Growing competition for dues from state and specialty medical organizations has also hurt the AMA. The membership of the American College of Physicians nearly doubled between 1995 and 2009, and now sits at 130 000. The American College of Surgeons, with 77 000 members, has also seen tremendous growth in the past three decades. In June, the American Academy of Family Physicians announced that its membership had reached an alltime high of 100 300.
Specialty societies have seen strong growth because of their ties to continuing medical education and board certification. And though the AMA touts that it carries more political clout than state societies, greater power and influence may actually lie at the state level, suggests Tenery, also a former president of the Texas Medical Association.
“The Texas Medical Association is in a much stronger position to meet my needs in Texas,” says Tenery. “As they say, all politics is local.”
Still, it is important that physicians have a strong national body to represent them as a whole, says Tenery.

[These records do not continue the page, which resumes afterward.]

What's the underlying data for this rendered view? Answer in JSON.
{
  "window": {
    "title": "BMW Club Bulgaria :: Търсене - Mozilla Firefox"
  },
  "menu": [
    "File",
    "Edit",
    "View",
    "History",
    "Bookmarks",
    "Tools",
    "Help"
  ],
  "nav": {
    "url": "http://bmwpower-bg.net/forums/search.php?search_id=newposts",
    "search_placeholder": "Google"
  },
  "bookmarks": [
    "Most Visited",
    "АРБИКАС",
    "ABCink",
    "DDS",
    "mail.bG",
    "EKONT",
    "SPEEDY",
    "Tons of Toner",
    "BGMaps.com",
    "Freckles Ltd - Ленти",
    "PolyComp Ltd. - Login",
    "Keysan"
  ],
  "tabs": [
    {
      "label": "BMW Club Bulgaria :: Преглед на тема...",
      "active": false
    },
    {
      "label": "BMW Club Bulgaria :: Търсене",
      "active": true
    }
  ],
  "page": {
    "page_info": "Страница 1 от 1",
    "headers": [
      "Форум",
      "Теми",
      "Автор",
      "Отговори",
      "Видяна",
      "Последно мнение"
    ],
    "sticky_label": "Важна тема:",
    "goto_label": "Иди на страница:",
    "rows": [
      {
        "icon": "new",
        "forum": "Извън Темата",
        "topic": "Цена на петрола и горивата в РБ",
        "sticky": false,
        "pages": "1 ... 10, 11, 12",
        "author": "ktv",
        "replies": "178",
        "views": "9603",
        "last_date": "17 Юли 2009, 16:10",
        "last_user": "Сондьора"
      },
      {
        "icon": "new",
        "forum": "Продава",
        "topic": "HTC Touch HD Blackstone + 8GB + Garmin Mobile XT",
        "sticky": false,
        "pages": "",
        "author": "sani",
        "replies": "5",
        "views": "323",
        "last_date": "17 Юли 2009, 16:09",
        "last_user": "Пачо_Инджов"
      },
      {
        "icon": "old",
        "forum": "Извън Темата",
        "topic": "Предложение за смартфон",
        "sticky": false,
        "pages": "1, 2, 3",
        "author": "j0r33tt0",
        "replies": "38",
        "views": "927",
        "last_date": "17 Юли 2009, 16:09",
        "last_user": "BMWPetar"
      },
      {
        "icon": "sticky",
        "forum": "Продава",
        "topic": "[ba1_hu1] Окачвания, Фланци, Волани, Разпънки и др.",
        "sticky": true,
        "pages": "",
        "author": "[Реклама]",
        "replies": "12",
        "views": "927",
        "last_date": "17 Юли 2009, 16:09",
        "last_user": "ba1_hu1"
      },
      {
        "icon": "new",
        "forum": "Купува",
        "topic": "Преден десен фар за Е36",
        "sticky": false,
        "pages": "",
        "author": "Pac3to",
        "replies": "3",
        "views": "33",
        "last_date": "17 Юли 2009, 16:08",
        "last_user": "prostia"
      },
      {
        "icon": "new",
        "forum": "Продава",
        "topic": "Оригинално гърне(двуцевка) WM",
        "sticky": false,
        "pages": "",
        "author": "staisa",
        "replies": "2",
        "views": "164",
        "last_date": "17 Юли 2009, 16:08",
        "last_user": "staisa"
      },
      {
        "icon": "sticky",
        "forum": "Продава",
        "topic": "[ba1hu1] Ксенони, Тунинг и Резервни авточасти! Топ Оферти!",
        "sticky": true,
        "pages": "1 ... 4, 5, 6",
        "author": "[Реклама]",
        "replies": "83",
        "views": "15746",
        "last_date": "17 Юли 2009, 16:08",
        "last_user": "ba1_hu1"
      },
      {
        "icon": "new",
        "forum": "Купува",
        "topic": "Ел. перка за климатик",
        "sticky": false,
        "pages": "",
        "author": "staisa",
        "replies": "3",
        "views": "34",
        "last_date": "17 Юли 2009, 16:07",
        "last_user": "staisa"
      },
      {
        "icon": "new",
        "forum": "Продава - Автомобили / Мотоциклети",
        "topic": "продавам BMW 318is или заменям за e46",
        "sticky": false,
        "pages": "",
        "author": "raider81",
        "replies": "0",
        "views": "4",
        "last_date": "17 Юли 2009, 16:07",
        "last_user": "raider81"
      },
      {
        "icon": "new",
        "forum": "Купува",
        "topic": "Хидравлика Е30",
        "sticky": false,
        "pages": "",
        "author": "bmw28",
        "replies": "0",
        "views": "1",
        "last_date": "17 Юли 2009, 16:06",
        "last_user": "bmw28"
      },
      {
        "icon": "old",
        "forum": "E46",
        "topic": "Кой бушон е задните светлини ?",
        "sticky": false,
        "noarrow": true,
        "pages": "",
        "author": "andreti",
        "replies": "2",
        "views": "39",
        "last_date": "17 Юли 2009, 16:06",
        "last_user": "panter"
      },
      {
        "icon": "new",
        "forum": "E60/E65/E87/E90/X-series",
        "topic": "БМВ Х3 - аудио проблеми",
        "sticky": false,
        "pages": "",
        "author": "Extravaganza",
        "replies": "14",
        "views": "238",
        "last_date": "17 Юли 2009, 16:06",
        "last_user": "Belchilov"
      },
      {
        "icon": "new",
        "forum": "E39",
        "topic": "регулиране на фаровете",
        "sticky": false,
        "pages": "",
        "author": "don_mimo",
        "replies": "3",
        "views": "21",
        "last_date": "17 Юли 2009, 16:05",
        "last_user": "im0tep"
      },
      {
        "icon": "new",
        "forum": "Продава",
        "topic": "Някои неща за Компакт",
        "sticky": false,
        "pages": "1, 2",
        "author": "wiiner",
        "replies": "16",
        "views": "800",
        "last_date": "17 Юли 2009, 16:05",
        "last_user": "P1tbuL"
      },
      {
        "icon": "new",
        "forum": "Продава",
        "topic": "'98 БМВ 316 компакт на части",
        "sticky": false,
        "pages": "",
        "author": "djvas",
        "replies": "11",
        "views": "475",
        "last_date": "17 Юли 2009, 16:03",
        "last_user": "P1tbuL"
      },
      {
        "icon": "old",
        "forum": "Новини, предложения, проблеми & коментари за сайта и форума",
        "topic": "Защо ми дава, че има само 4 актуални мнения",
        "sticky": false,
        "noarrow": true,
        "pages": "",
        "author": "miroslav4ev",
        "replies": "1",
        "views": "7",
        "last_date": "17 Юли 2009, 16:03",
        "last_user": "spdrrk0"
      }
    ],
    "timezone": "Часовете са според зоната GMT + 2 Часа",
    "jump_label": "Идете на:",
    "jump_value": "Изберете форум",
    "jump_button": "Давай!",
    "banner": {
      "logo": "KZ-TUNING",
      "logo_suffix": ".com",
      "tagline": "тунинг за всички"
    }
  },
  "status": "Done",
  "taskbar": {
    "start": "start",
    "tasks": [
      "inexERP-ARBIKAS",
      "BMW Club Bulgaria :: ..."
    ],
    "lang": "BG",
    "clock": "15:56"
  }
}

The many voices of specialty societies are easier to ignore in national politics than the unified voice of the AMA.
“This country needs a national umbrella organization to represent the profession in all sectors,” says Tenery.
The AMA has tried or considered many initiatives over the years to slow its membership decline and remain relevant at the national level. These include forming task forces dedicated to increasing membership, offering tiered memberships with different benefits and fee structures, tailoring benefits to meet the needs of doctors at various stages of their careers and creating electronic tools that doctors can use in their practices.
“We want to reverse the curve,” says Wilson. “Members are important to us. There is strength in numbers.”
According to Tenery, stemming the flow of doctors from the AMA’s ranks will require a more dramatic change: a complete structural overhaul. Currently, the AMA is governed as an “organization of organizations.” Policies are set at meetings of the House of Delegates by representatives of state and specialty societies. Yet the AMA still recruits as an independent member association, even though independent members have little say in operations.
The AMA should move away from chasing individual members, says Tenery. One alternative, he suggests, is to make AMA membership mandatory for physicians who wish to join state medical associations. The state associations would benefit by having a voice in a stronger national body, and the AMA could remain economically viable by receiving a portion of the dues collected at the state level.
“The state members would be recruiters and dues collectors,” says Tenery. “It would remove the competitive nature of recruitment.”
Change is needed for the AMA to remain relevant, says Tenery, though he doesn’t expect big changes to come quickly. “The AMA is a bit like a tanker crossing the Atlantic,” he says. “It takes a long time for it to change course.”